Suatu hari Nabi Muhammad mendatangi Abdullah Ibn Ubay dengan menunggang keledai. Abdullah sang tokoh munafik itu berkata dengan nada menghina Nabi, “Menjauhlah dariku, karena sesungguhnya bau keledaimu menyesakkan hidungku.” Salah seorang sahabat tidak terima Nabi diperlakukan buruk itu, seraya berkata: “Demi Allah, bau keledai Nabi sungguh lebih harum daripada bau tubuhmu.” Pengikut Abdullah marah dengan perkataan sahabat Nabi itu, lalu terjadilah pertengkaran.
Riwayat lain menyebutkan terjadi persengketaan antara sesama Muslim di masa Rasulullah. Menurut Asy-Syaikhani berdasar riwayat Anas radliyallahu ‘anhu, atas peristiwa tersebut turunlah ayat ke-9 Al-Qur’an surat Al-Hujurat, yang menganjurkan penyelesaian konflik sesama kaum Muslim. Lalu, sebagai kelanjutan pada ayat ke-10 Allah menegaskan pentingnya ukhuwah, yang artinya: “Sesungguhnya orang-orang Mukmin itu bersaudara, karena itu damaikanlah antara kedua saudaramu (yang berselisih) dan bertakwalah kepada Allah agar kamu mendapat rahmat. (Qs Al-Hujurat: 10).
Ukhuwah (persaudaraan dan persatuan) diambil dari kata akha-yakhu-ukhuwah-ikhwah. Artinya shara lahu al-akha, shara lahu al-sawa, shara lahu shaduiqa, yakni menjadikan bersaudara atau menjadikan sama atau menjadikan benar. Taakhu ialah ittahadahu akha awau duahu akha. Sedangkan al-akhiyah wa al-akhiyah adalah hablu yudafinu fi al-ardl (Al-Munjid). Dalam Al-Qur’an terdapat 96 kata dalam banyak bentuk dari akha-ikhwah (Mu’jam al-Mufahris fi Alfadz Al-Qur’an).
Ukhuwah atau persaudaraan itu melintasi. Ukhuwah karena sedarah, sebangsa, dan sesama umat manusia semesta, lebih khusus seiman-seislam sebagaimana pesan Nabi dala Khutbah al-Wada. Namun secara khusus dan menjadi fondasi utama bagaimana mengikat ukhuwah sesama Muslim yang landasannya iman.
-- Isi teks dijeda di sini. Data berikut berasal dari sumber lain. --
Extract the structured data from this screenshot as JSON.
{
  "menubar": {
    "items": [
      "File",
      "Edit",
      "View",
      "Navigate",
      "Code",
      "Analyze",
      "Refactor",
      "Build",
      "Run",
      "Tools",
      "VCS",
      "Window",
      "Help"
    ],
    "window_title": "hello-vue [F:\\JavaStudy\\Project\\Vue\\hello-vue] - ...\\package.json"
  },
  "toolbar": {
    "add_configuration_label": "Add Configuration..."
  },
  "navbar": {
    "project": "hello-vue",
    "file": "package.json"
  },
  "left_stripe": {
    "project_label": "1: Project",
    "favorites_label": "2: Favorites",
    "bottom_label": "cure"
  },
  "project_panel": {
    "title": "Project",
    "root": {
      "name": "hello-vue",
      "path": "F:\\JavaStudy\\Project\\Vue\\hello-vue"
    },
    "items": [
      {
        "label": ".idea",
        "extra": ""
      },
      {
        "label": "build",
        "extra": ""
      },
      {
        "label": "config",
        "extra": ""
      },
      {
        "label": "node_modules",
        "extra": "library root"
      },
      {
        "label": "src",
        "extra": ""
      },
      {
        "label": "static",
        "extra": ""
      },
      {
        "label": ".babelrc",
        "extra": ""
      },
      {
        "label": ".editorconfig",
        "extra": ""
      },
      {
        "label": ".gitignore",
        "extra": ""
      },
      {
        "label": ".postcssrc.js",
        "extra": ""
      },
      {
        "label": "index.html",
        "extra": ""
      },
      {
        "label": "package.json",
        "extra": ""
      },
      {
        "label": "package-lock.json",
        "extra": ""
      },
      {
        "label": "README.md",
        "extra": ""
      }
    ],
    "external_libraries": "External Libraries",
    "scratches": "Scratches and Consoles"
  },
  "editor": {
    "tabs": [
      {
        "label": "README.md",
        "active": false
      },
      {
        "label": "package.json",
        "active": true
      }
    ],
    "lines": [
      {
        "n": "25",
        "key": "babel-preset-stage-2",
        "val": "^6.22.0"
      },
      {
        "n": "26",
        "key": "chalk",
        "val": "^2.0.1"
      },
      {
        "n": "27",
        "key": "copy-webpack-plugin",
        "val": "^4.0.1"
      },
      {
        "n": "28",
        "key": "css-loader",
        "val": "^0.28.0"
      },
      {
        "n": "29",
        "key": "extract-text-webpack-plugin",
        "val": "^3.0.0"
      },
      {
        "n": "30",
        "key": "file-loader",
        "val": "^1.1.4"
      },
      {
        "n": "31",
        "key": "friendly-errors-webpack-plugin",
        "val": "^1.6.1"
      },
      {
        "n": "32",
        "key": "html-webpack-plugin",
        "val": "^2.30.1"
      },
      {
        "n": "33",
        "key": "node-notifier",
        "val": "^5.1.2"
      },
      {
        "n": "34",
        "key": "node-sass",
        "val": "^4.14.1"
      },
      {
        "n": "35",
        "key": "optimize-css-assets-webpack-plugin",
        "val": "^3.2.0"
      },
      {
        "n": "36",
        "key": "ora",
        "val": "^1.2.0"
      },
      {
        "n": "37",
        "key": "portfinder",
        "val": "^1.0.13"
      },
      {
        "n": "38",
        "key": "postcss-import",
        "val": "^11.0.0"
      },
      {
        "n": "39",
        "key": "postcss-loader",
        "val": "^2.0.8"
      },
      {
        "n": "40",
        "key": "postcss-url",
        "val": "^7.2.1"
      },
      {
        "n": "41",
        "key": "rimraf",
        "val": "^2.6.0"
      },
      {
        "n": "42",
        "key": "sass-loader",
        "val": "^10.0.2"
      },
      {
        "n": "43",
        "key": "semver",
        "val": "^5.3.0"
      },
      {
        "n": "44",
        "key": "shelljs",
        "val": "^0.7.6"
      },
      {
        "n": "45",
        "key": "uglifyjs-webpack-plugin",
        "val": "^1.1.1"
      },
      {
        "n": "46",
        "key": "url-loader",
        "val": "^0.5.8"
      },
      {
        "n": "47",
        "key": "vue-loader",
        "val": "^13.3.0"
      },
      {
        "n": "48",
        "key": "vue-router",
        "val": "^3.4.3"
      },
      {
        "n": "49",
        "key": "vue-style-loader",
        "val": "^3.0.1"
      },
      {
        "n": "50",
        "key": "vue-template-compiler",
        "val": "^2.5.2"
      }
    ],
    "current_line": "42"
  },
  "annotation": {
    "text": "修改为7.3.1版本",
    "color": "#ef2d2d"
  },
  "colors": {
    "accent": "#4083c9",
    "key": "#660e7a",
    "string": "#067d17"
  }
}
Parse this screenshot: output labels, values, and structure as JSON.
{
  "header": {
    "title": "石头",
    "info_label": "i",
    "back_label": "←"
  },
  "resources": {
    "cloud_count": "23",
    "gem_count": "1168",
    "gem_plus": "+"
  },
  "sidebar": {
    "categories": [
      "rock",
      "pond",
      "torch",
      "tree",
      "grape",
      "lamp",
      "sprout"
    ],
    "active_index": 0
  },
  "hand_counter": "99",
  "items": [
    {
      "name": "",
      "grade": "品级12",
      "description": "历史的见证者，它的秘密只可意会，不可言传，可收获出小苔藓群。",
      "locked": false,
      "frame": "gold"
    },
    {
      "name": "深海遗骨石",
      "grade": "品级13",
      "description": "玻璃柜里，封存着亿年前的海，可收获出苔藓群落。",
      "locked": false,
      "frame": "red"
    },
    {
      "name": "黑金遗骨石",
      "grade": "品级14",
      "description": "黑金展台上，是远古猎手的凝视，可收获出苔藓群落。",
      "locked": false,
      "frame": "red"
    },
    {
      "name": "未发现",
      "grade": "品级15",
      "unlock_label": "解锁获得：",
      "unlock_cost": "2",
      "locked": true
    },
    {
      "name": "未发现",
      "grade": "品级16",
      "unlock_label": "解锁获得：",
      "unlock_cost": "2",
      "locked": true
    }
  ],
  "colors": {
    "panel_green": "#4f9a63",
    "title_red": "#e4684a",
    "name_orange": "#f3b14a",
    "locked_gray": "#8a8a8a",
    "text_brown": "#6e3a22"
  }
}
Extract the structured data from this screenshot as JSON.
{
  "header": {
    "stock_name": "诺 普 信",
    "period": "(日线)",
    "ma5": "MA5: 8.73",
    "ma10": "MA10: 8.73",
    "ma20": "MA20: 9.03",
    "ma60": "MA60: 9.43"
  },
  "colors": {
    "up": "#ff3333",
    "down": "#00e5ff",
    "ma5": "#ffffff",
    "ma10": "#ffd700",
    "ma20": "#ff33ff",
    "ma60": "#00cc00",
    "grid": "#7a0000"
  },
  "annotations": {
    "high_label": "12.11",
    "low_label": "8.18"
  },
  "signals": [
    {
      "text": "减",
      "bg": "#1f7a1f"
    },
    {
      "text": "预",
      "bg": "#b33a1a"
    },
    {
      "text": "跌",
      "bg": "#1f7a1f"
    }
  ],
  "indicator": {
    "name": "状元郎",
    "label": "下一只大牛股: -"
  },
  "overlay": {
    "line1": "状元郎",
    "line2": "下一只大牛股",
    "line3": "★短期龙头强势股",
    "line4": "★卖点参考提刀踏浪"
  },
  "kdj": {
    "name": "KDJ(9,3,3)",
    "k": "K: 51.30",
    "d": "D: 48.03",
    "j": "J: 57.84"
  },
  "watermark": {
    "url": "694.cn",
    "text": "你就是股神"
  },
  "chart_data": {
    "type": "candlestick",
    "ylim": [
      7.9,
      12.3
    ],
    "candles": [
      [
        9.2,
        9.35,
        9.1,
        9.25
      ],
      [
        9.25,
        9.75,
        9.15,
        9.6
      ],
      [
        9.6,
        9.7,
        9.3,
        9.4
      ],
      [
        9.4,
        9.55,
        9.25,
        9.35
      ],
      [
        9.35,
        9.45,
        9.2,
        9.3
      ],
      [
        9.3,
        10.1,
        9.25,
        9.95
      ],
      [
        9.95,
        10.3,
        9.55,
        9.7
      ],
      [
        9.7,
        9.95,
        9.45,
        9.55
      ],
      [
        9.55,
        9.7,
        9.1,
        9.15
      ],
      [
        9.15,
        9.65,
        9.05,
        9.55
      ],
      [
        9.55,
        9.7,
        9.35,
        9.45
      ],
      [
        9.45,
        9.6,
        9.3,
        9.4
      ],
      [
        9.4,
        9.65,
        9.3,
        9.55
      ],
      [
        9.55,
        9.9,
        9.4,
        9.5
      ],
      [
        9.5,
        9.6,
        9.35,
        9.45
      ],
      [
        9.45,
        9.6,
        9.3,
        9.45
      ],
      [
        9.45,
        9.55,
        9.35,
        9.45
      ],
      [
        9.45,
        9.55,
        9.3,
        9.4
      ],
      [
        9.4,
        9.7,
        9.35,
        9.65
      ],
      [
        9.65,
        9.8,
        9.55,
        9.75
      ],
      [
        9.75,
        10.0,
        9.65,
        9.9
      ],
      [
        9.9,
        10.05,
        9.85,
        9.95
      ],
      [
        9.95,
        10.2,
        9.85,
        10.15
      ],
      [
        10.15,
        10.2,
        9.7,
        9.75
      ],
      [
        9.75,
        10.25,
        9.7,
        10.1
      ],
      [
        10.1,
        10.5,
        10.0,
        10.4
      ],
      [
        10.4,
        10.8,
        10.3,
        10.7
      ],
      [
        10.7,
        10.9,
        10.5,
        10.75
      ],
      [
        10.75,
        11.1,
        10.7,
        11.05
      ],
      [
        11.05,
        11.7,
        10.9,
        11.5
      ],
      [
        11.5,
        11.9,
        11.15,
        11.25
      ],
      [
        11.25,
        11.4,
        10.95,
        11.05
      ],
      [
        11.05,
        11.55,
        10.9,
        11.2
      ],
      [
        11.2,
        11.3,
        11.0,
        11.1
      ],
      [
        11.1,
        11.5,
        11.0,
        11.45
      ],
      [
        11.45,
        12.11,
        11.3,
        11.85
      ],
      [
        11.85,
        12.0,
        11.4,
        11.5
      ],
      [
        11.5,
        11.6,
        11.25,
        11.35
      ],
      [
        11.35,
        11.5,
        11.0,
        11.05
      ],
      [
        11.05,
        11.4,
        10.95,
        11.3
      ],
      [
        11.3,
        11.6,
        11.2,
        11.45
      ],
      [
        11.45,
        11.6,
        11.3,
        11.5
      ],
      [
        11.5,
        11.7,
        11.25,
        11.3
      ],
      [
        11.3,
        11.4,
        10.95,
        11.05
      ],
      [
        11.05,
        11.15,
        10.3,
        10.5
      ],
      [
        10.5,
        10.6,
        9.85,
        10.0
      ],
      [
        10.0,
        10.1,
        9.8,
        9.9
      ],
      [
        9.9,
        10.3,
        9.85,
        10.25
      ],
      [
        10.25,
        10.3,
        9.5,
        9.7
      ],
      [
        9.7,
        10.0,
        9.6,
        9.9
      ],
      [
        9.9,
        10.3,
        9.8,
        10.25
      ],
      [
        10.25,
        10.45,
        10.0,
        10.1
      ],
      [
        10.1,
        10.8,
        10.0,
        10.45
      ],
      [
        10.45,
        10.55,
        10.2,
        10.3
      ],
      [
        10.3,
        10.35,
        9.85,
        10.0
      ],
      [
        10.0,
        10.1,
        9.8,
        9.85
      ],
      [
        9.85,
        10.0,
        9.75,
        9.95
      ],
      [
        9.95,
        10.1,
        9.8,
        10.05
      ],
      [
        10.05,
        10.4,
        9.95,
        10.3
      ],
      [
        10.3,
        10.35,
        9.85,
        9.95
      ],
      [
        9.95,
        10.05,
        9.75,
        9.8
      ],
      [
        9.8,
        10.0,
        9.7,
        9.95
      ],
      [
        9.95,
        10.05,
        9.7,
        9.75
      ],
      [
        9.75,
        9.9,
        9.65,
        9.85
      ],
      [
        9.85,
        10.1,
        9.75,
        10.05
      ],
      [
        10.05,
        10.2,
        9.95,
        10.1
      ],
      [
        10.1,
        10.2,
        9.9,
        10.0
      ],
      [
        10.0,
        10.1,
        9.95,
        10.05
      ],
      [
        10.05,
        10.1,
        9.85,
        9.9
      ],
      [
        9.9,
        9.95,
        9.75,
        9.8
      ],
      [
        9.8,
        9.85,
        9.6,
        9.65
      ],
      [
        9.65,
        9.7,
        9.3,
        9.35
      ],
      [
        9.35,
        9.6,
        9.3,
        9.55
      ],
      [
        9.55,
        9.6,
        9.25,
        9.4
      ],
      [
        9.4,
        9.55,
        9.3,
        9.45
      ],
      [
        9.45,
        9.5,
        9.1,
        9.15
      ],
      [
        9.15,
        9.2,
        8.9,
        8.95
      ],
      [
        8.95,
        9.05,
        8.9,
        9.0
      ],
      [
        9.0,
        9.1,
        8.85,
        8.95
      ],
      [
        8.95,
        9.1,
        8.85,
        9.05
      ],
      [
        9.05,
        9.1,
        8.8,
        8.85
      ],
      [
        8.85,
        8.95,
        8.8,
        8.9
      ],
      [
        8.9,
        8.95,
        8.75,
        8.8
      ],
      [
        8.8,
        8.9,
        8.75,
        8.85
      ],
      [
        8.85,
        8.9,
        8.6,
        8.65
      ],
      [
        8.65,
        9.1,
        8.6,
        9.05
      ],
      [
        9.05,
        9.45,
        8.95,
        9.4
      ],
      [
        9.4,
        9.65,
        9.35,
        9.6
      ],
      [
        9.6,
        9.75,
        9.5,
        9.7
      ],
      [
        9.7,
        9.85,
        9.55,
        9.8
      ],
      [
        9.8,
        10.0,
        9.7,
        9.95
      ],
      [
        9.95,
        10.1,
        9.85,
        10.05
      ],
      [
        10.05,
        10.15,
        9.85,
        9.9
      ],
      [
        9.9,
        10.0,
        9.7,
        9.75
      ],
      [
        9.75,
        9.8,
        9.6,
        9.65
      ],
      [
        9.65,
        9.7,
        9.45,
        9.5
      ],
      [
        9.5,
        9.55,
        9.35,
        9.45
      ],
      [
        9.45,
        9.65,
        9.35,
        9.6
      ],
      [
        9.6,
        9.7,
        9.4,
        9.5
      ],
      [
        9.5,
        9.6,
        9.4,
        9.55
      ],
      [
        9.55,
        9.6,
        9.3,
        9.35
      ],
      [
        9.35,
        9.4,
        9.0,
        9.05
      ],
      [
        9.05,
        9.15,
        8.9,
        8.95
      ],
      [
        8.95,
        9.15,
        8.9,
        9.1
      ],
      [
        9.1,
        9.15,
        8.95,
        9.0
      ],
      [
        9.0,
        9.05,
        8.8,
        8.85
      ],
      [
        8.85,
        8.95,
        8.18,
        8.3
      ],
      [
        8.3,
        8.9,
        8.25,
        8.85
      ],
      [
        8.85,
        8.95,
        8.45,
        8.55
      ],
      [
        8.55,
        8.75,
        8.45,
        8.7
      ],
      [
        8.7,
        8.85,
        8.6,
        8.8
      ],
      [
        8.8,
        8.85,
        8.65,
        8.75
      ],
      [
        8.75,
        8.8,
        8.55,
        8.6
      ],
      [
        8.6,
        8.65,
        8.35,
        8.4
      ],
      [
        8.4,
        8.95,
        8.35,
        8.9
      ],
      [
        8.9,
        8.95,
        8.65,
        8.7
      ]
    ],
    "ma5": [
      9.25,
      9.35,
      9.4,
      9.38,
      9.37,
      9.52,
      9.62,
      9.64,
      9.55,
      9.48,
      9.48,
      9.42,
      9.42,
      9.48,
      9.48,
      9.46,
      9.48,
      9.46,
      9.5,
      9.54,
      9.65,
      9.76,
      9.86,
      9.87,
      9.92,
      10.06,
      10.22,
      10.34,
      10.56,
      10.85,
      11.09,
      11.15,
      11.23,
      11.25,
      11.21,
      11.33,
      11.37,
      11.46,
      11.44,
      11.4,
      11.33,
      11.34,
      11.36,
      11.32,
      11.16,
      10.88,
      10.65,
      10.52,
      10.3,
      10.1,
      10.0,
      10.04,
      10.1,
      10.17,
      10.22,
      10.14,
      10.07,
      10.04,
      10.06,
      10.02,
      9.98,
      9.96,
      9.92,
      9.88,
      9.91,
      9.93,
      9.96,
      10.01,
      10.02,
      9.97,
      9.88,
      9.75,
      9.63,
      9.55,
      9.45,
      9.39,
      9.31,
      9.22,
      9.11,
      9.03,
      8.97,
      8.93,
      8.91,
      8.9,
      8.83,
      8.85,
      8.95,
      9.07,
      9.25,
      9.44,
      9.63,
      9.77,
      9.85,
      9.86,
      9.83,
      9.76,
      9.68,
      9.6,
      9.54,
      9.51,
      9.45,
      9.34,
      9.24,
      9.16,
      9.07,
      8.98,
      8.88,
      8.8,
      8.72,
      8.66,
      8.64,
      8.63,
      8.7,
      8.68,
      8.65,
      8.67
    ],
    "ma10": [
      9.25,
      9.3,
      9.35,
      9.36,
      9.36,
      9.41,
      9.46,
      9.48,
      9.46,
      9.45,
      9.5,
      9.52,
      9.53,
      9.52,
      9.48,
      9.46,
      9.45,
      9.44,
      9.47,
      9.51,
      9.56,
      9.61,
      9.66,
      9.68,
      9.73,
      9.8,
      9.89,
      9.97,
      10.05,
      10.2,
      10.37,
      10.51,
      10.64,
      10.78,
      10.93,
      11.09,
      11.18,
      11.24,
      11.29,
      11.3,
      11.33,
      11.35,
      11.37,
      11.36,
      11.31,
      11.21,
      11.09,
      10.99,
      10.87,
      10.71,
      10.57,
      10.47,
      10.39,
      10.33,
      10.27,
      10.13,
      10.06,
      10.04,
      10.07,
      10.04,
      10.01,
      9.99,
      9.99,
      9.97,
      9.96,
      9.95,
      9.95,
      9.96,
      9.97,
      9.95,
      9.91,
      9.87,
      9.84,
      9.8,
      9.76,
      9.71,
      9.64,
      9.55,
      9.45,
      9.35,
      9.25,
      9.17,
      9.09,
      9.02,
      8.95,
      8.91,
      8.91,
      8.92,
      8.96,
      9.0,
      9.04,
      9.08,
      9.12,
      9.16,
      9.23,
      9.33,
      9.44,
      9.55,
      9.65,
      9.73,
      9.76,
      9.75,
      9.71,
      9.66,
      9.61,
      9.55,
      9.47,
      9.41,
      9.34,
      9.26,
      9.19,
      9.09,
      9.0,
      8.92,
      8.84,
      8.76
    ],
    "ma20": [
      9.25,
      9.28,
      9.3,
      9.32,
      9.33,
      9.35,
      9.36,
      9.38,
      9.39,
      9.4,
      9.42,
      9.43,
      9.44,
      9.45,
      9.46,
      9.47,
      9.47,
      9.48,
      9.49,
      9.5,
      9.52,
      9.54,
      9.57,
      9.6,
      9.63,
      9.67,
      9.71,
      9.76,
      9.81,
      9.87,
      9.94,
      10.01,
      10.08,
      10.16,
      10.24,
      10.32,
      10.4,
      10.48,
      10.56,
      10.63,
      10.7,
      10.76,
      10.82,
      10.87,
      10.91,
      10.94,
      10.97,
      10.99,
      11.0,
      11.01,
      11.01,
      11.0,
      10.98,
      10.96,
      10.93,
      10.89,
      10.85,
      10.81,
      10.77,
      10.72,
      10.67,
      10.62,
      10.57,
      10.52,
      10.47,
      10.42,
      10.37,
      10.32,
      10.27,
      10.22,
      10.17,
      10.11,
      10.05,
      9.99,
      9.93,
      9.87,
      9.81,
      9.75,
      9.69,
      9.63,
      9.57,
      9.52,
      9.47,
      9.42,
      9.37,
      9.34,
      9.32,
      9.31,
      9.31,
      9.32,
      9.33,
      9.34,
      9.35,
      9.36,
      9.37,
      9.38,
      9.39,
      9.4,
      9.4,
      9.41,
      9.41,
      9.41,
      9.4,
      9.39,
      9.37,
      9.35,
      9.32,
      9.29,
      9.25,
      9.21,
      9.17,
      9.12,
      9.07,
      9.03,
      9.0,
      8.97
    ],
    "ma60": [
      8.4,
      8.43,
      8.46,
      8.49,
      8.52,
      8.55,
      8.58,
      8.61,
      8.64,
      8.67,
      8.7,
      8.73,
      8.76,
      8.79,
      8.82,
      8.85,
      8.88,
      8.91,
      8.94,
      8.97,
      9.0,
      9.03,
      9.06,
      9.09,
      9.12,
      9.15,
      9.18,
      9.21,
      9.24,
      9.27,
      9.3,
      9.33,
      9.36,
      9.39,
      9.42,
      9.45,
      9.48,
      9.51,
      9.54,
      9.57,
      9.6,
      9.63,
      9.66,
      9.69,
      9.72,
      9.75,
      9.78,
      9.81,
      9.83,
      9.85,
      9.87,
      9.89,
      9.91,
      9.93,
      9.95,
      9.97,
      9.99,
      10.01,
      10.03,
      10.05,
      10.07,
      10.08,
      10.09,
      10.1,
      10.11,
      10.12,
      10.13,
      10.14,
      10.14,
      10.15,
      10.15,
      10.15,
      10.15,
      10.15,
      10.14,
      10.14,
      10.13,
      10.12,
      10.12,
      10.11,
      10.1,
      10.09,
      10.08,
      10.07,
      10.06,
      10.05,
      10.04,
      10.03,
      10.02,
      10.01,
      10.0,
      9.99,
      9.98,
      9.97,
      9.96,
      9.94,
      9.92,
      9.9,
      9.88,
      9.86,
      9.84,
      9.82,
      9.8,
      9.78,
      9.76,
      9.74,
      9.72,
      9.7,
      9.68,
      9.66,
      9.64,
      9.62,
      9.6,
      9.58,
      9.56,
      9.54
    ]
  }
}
Kaum Muslim dapat membangun persaudaraan sebangsa dan persaudaraan semesta jika di tubuhnya sendiri terikat ukhuwah yang kuat. Hadits Nabi: ibda bi-nafsika, mulailah dari dirimu sendiri. Allah bahkan mengingatkan dalam Al-Qur’an, “quu anfusakum wa ahlikum naara”, artinya peliharalah dirimu dan keluargamu dari siksa api neraka (Qs At-Tahrim: 6).
Mana mungkin umat Islam sebagai penduduk mayoritas di negeri ini dapat menjadi uswah hasanah untuk menyatukan bangsa dan kemanusiaan semesta jika dirinya sendiri bercerai-berai: pecah, tidak bersatu. Keragaman memang hikmah, tetapi keterpecahan itu sungguh suatu musibah. Kita prihatin ada organisasi dan partai Islam yang mengusung nama “Persatuan” justru pecah dan memiliki pimpinan tandingan.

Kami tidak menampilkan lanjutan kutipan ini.